Artık kırlarda, ağaç yaprakları itibardan düştü.
2. Eşcâr-ı bâg hırka-i tecrîde girdiler
Bâd-ı hazân çemende el aldı çenârdan
2. Bahçenin ağaçları (bir derviş gibi)
soyutlanmışlık hırkasına büründüler.
Sonbahar rüzgarı, kırlarda çınardan el aldı.
3. Her yanadan ayagına altun akup gelür
Eşcâr-ı bâg himmet umar cüy-bârdan
3. Her taraftan ayağına altın (sarı yapraklar) akıp gelir.
Bağdaki ağaçlar ırmaktan bir alicenaplık ve iyilik umarlar.
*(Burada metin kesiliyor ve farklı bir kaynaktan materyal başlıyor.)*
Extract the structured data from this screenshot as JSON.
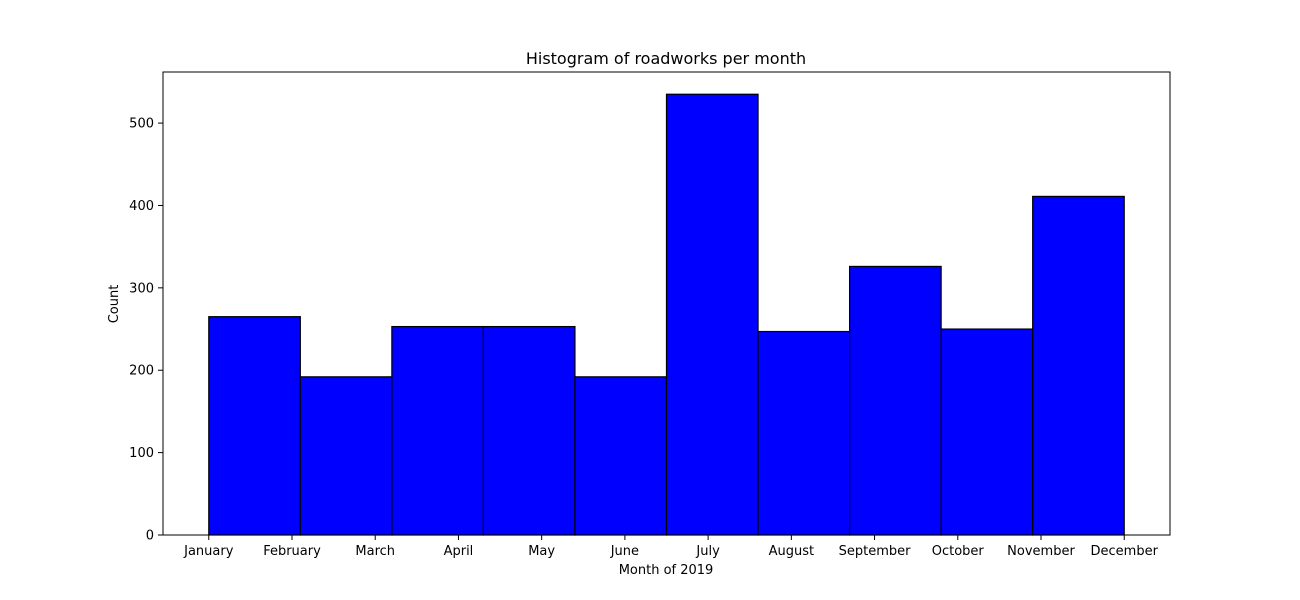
{
  "chart_data": {
    "type": "bar",
    "title": "Histogram of roadworks per month",
    "xlabel": "Month of 2019",
    "ylabel": "Count",
    "x_tick_labels": [
      "January",
      "February",
      "March",
      "April",
      "May",
      "June",
      "July",
      "August",
      "September",
      "October",
      "November",
      "December"
    ],
    "bins": [
      {
        "start": 1.0,
        "end": 2.1,
        "value": 265
      },
      {
        "start": 2.1,
        "end": 3.2,
        "value": 192
      },
      {
        "start": 3.2,
        "end": 4.3,
        "value": 253
      },
      {
        "start": 4.3,
        "end": 5.4,
        "value": 253
      },
      {
        "start": 5.4,
        "end": 6.5,
        "value": 192
      },
      {
        "start": 6.5,
        "end": 7.6,
        "value": 535
      },
      {
        "start": 7.6,
        "end": 8.7,
        "value": 247
      },
      {
        "start": 8.7,
        "end": 9.8,
        "value": 326
      },
      {
        "start": 9.8,
        "end": 10.9,
        "value": 250
      },
      {
        "start": 10.9,
        "end": 12.0,
        "value": 411
      }
    ],
    "xlim": [
      0.45,
      12.55
    ],
    "ylim": [
      0,
      562
    ],
    "y_ticks": [
      0,
      100,
      200,
      300,
      400,
      500
    ],
    "grid": false,
    "bar_color": "#0000ff",
    "edge_color": "#000000"
  }
}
4. Sahn-ı çemende turma salınsun sabâ ile
Âzâdedür nihâl bu gün berg ü bârdan
4. Kırlarda hafif esen rüzgarla durmadan salınsın
Fidan, bugün yaprak ve meyveden arınmıştır.
5. Bâkî çemende hayli perişan imiş varak
Benzer ki bir şikâyeti var rüzgârdan
5. Baki kırlarda yaprak hayli perişan olmuş
Sanki rüzgardan (ya da zamandan) bir şikayeti var gibi.